Elliptic points out that the $285 million Drift exploit is a possible operation linked to North Korea

Elliptic said Thursday that the $285 million Drift Protocol exploit, the largest this year, carries “multiple indicators” of involvement by the North Korean state-sponsored DPRK hacking group.

The research firm specifically pointed out on-chain behavior, laundering methodologies, and network-level signals, all of which align with previous state-linked attacks.

Drift Protocol, whose token has fallen more than 40% to approximately $0.06 since the hack, is the largest decentralized perpetual futures exchange on the Solana blockchain.

“If confirmed, this incident would represent the 18th DPRK act that Elliptic has tracked this year, with more than $300 million stolen so far,” the report says.

“It is a continuation of the DPRK’s sustained campaign of large-scale crypto asset theft, which the US government has linked to funding its weapons programs. DPRK-linked actors are believed to be responsible for billions of dollars in crypto asset theft in recent years,” Elliptic added.
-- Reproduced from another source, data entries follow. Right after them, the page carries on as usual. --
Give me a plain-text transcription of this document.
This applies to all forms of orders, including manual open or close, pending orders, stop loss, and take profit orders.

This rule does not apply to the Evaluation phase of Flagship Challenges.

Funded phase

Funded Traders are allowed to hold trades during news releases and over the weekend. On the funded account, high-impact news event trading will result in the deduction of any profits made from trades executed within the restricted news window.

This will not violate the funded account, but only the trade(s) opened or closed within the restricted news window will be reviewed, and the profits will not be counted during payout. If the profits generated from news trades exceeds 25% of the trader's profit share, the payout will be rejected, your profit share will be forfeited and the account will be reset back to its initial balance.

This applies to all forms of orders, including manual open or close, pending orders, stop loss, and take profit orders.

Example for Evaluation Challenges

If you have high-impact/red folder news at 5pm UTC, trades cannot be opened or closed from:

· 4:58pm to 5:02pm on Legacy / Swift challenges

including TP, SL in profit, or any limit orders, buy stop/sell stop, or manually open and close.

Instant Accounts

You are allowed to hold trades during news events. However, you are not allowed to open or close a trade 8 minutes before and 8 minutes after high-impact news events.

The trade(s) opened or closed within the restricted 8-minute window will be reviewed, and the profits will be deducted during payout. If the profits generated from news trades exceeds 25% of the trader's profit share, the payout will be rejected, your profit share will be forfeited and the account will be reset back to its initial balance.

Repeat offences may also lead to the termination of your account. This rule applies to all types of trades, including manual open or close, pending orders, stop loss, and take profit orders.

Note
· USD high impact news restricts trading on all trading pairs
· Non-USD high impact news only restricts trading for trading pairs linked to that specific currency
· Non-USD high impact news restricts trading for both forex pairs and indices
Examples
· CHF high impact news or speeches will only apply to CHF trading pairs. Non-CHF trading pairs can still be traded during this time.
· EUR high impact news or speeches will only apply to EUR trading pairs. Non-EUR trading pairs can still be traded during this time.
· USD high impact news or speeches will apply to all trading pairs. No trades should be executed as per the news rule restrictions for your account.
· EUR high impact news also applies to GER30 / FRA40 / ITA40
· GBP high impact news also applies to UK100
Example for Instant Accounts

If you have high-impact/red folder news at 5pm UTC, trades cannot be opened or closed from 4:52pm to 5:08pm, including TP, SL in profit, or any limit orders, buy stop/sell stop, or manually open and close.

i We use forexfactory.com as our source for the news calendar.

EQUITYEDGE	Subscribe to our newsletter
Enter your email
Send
Hours earlier, Arkham data showed that more than $250 million had moved from Drift to a temporary wallet and then to several other addresses.

In December, a Chainalysis report revealed that DPRK hackers stole a record $2 billion in cryptocurrency in 2025, including Bybit’s leak of $1.4 billion, representing a 51% increase from the previous year. Last month, the U.S. Treasury Department said North Korea uses stolen assets to fund the country’s weapons of mass destruction program.

Rather than focusing on the exploit itself, Elliptic’s analysis highlights a familiar operating pattern. The activity appears “premeditated and carefully organized,” with early test transactions and wallets prepositioned before the main event.

The report explains that once executed, the funds were quickly consolidated and exchanged, connected cross-chain and converted into more liquid assets, reflecting a structured and repeatable laundering flow designed to conceal origin while maintaining control.

A central challenge, Elliptic notes, is Solana’s account model. Because each asset is held in a separate symbolic account, activity linked to a single actor can appear fragmented in multiple directions. Without linking them, researchers risk seeing “fragments of the attacker’s activity, not the full picture.”

This is where Elliptic’s report highlights the clustering approach, which connects symbolic accounts to a single entity, allowing exposure to be identified regardless of which direction is analyzed. In an incident involving more than a dozen asset types, that entity-level view becomes critical.

The case also emphasizes, Elliptic adds in its report, how money laundering has become inherently cross-chain. Funds moved from Solana to Ethereum and beyond, demonstrating the need for what Elliptic described as “holistic cross-chain tracking capabilities.”